Django Unchained (2012) Review: Tarantino’s Blood-Soaked Revenge Epic
“I’m sorry, I couldn’t resist,” the thick-accented Christoph Waltz says after running a bullet through Leonardo DiCaprio’s heart, outrightly sealing his own death sentence. And this is not even the peak of this incendiary masterpiece from the undisputed king of narcotic cinema, Quentin Tarantino.
It’s unwholesome, deplorable, and delicious as a forbidden… well, anything.
Django Unchained is Spaghetti Western love story following a recently freed slave, Django Freeman (Jamie Foxx) who trains under his messiah, a German bounty hunter Dr. King Schultz (Christoph Waltz) with the ultimate goal of reuniting with his long lost wife (Kerry Washington)

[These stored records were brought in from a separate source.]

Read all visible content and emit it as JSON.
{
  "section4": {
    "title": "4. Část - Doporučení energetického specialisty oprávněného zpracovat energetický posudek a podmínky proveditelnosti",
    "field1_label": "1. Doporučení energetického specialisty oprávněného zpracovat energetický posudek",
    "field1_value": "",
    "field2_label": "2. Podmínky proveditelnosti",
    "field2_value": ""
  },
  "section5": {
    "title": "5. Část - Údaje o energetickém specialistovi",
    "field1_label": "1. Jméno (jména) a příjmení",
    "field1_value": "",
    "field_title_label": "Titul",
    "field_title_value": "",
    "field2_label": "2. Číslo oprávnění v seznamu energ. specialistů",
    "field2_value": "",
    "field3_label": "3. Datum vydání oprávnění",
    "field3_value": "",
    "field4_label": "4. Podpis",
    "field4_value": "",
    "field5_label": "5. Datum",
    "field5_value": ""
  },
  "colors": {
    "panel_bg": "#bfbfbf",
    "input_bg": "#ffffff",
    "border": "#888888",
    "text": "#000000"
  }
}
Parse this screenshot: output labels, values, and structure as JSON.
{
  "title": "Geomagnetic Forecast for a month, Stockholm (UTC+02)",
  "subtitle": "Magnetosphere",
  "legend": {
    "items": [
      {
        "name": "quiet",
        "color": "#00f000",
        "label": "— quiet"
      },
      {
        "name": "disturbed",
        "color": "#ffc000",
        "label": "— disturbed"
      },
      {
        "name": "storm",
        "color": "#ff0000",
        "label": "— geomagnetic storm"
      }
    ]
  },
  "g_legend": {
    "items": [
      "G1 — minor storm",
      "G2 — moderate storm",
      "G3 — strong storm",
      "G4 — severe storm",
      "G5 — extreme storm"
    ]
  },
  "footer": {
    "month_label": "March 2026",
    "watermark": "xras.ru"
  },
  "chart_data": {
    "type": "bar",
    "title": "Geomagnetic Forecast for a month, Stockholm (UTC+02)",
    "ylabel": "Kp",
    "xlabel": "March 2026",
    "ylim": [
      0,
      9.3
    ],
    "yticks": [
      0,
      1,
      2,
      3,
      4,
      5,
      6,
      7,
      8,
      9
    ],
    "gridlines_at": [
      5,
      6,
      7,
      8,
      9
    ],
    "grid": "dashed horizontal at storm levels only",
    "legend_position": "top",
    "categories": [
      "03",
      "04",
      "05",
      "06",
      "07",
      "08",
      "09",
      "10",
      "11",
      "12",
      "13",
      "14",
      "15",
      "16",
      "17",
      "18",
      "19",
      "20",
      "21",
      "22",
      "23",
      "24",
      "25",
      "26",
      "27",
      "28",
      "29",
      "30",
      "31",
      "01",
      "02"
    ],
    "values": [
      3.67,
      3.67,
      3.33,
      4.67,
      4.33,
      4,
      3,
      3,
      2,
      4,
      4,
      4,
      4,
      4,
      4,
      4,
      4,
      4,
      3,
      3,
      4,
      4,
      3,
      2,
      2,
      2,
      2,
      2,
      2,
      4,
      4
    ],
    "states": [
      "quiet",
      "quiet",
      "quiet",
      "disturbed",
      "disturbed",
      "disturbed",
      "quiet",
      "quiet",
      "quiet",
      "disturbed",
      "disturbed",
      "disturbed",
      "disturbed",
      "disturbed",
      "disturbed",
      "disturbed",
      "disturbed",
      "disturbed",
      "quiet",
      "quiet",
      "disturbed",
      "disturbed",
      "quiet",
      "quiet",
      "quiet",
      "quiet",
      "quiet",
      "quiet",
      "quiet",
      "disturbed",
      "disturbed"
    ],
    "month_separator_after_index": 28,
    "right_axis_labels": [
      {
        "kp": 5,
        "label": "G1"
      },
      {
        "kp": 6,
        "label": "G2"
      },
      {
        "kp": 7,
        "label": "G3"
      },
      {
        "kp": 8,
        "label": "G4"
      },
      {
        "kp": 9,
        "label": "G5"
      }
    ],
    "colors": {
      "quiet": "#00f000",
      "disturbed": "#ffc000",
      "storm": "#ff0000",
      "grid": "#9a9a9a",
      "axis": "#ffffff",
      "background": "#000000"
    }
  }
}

It’s a Tarantino film so obviously the visuals are spectacular, the dialogues are long and delightful and the violence, well, as gruesomely exciting and as graphically deplorable as they can possibly be.
From Kill Bill trilogy, Pulp Fiction, and Inglorious Basterds, we already know Tarantino is one of the greatest directors to ever do it. But in Django Unchained, the Film maestro proves that his writing prowess is unmatched.
This time Tarantino maintains a linear narrative, only occasionally darting to Spaghetti flashbacks. Compared to his previous work, the plot is rather simple which further serves to heighten the stakes.
Our two protagonists, Django and Dr. Schultz meet earlier on in the opening scenes. Dr. Schultz, in a scintillating display of murder, frees our hero, and the director works hard to establish a kinship between these two otherwise different men.
Now if you thought Christoph Waltz was brilliant in Inglorious Basterds, here he dazzles. He more than deserved the Oscars he got. Jamie Foxx plays the lead with such brazen swagger you fall in love with him from the get-go. And Leonardo DiCaprio, damn! Why do they keep snubbing this dude for the Oscars? What a performance! What an actor!
The director himself makes a cameo, first as part of a rather comic entourage on a mission to teach “the nigger” a lesson. Of course, he is masked but Tarantino has the most recognizable voice even when he is “acting”. His second appearance is as a member of a slaver gang who meets a ghastly end.
And while the director received no nomination for his acting, he bagged an Academy Award for Best Original Screenplay in addition to several other accolades the film received.
Django Unchained is bold, bloody, and stylistically daring, and in my opinion, remains the best film Tarantino has ever written.